By Barbara Lewis
BRUSSELS (Reuters) - Europe's migrant crisis has kicked climate change off the agenda of EU leaders' talks this week, officials said, prompting accusations from green campaigners that the European Union has given up its leadership on environmental issues.
Summit talks on Thursday and Friday had been expected to discuss December's Paris Agreement on climate change, which the European Commission hailed as an historic breakthrough.
But it has since said it will not review until the next decade its target for cutting greenhouse gases, even though some EU nations and environmental campaigners say the Paris deal cleared the way for more radical action sooner.

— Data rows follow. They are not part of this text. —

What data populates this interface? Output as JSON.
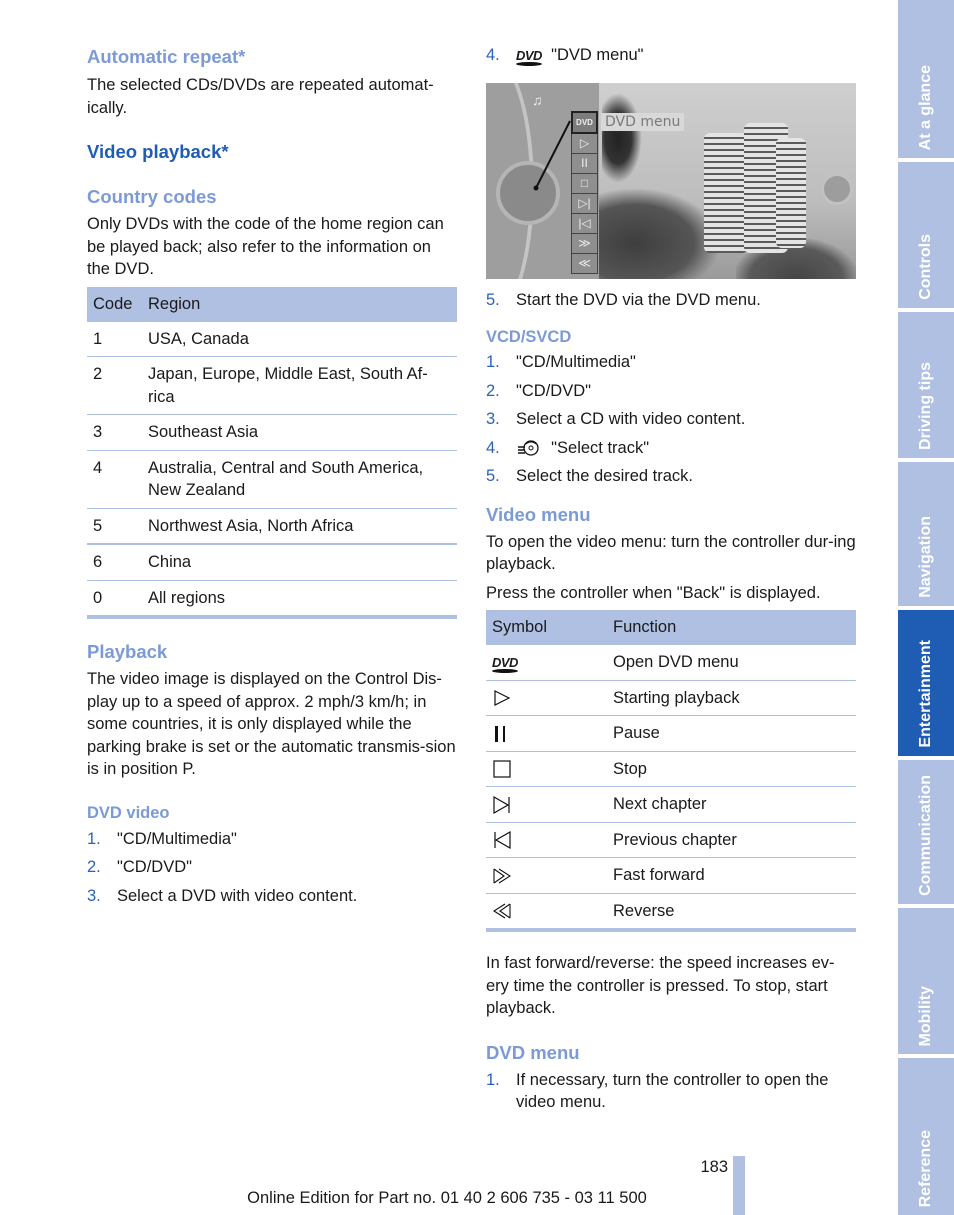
{
  "left_column": {
    "automatic_repeat": {
      "heading": "Automatic repeat*",
      "text": "The selected CDs/DVDs are repeated automat-ically."
    },
    "video_playback": {
      "heading": "Video playback*"
    },
    "country_codes": {
      "heading": "Country codes",
      "text": "Only DVDs with the code of the home region can be played back; also refer to the information on the DVD.",
      "table": {
        "headers": [
          "Code",
          "Region"
        ],
        "rows": [
          {
            "code": "1",
            "region": "USA, Canada"
          },
          {
            "code": "2",
            "region": "Japan, Europe, Middle East, South Af-rica"
          },
          {
            "code": "3",
            "region": "Southeast Asia"
          },
          {
            "code": "4",
            "region": "Australia, Central and South America, New Zealand"
          },
          {
            "code": "5",
            "region": "Northwest Asia, North Africa"
          },
          {
            "code": "6",
            "region": "China"
          },
          {
            "code": "0",
            "region": "All regions"
          }
        ]
      }
    },
    "playback": {
      "heading": "Playback",
      "text": "The video image is displayed on the Control Dis-play up to a speed of approx. 2 mph/3 km/h; in some countries, it is only displayed while the parking brake is set or the automatic transmis-sion is in position P."
    },
    "dvd_video": {
      "heading": "DVD video",
      "steps": [
        {
          "num": "1.",
          "text": "\"CD/Multimedia\""
        },
        {
          "num": "2.",
          "text": "\"CD/DVD\""
        },
        {
          "num": "3.",
          "text": "Select a DVD with video content."
        }
      ]
    }
  },
  "right_column": {
    "dvd_step4": {
      "num": "4.",
      "icon": "dvd-icon",
      "icon_text": "DVD",
      "text": "\"DVD menu\""
    },
    "screen": {
      "menu_label": "DVD menu",
      "buttons": [
        "dvd",
        "play",
        "pause",
        "stop",
        "next-chapter",
        "previous-chapter",
        "fast-forward",
        "reverse"
      ],
      "button_glyphs": [
        "DVD",
        "▷",
        "II",
        "□",
        "▷|",
        "|◁",
        "≫",
        "≪"
      ]
    },
    "dvd_step5": {
      "num": "5.",
      "text": "Start the DVD via the DVD menu."
    },
    "vcd": {
      "heading": "VCD/SVCD",
      "steps": [
        {
          "num": "1.",
          "text": "\"CD/Multimedia\""
        },
        {
          "num": "2.",
          "text": "\"CD/DVD\""
        },
        {
          "num": "3.",
          "text": "Select a CD with video content."
        },
        {
          "num": "4.",
          "icon": "select-track-icon",
          "text": "\"Select track\""
        },
        {
          "num": "5.",
          "text": "Select the desired track."
        }
      ]
    },
    "video_menu": {
      "heading": "Video menu",
      "text1": "To open the video menu: turn the controller dur-ing playback.",
      "text2": "Press the controller when \"Back\" is displayed.",
      "table": {
        "headers": [
          "Symbol",
          "Function"
        ],
        "rows": [
          {
            "symbol": "dvd-icon",
            "function": "Open DVD menu"
          },
          {
            "symbol": "play-icon",
            "function": "Starting playback"
          },
          {
            "symbol": "pause-icon",
            "function": "Pause"
          },
          {
            "symbol": "stop-icon",
            "function": "Stop"
          },
          {
            "symbol": "next-chapter-icon",
            "function": "Next chapter"
          },
          {
            "symbol": "previous-chapter-icon",
            "function": "Previous chapter"
          },
          {
            "symbol": "fast-forward-icon",
            "function": "Fast forward"
          },
          {
            "symbol": "reverse-icon",
            "function": "Reverse"
          }
        ]
      },
      "note": "In fast forward/reverse: the speed increases ev-ery time the controller is pressed. To stop, start playback."
    },
    "dvd_menu": {
      "heading": "DVD menu",
      "steps": [
        {
          "num": "1.",
          "text": "If necessary, turn the controller to open the video menu."
        }
      ]
    }
  },
  "sidebar": {
    "tabs": [
      {
        "label": "At a glance",
        "active": false
      },
      {
        "label": "Controls",
        "active": false
      },
      {
        "label": "Driving tips",
        "active": false
      },
      {
        "label": "Navigation",
        "active": false
      },
      {
        "label": "Entertainment",
        "active": true
      },
      {
        "label": "Communication",
        "active": false
      },
      {
        "label": "Mobility",
        "active": false
      },
      {
        "label": "Reference",
        "active": false
      }
    ]
  },
  "footer": {
    "page_number": "183",
    "edition": "Online Edition for Part no. 01 40 2 606 735 - 03 11 500"
  },
  "colors": {
    "heading_light": "#7b9ad6",
    "heading_dark": "#1f5db5",
    "table_header": "#b0c0e3",
    "tab_inactive": "#b0c0e3",
    "tab_active": "#1f5db5"
  }
}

Asked whether the reason for dropping the climate from the agenda was to focus on migration and economics, one official, speaking on condition of anonymity, replied: "In short, yes."
Another official said European Council President Donald Tusk, who will chair the summit talks, "did not want to have a (climate) discussion".
Tusk's native Poland, whose economy depends on coal, is seen as the biggest obstacle to any EU agreement to increase the pace of decarbonizing the economy.
Environment ministers, who met in Brussels earlier this month, voiced concern the EU is not being ambitious enough.
But the EU officials added senior members of the Commission were nervous about revising a target agreed at political level to reduce greenhouse gas emissions by at least 40 percent by 2030. To do so would complicate the debate on how to share out that goal among the 28 member states.
France, as host of the Paris talks, has been at the forefront of a push for Europe to maintain climate leadership ahead of a meeting in New York next month to open formally the Paris Agreement for signatures.
Segolene Royal, France's environment minister, said earlier this month the Paris Agreement would be on the EU summit agenda on March 17-18, adding French President France Hollande would seek backing from fellow leaders.
The Commission had no comment on Monday, but has said it would be prominently represented at the New York meeting and had called on governments to ratify the Paris deal quickly.
Apart from dismaying environmentalists, some military analysts say the EU's tactics could store up problems.
"We actually need to see some action on not just addressing symptoms but addressing causes," former British climate envoy and retired Royal Navy Rear Admiral Neil Morisetti told Reuters.
"It has now been acknowledged that one of the contributing factors to instability in the region (Middle East, Africa) has been the impact of a changing climate."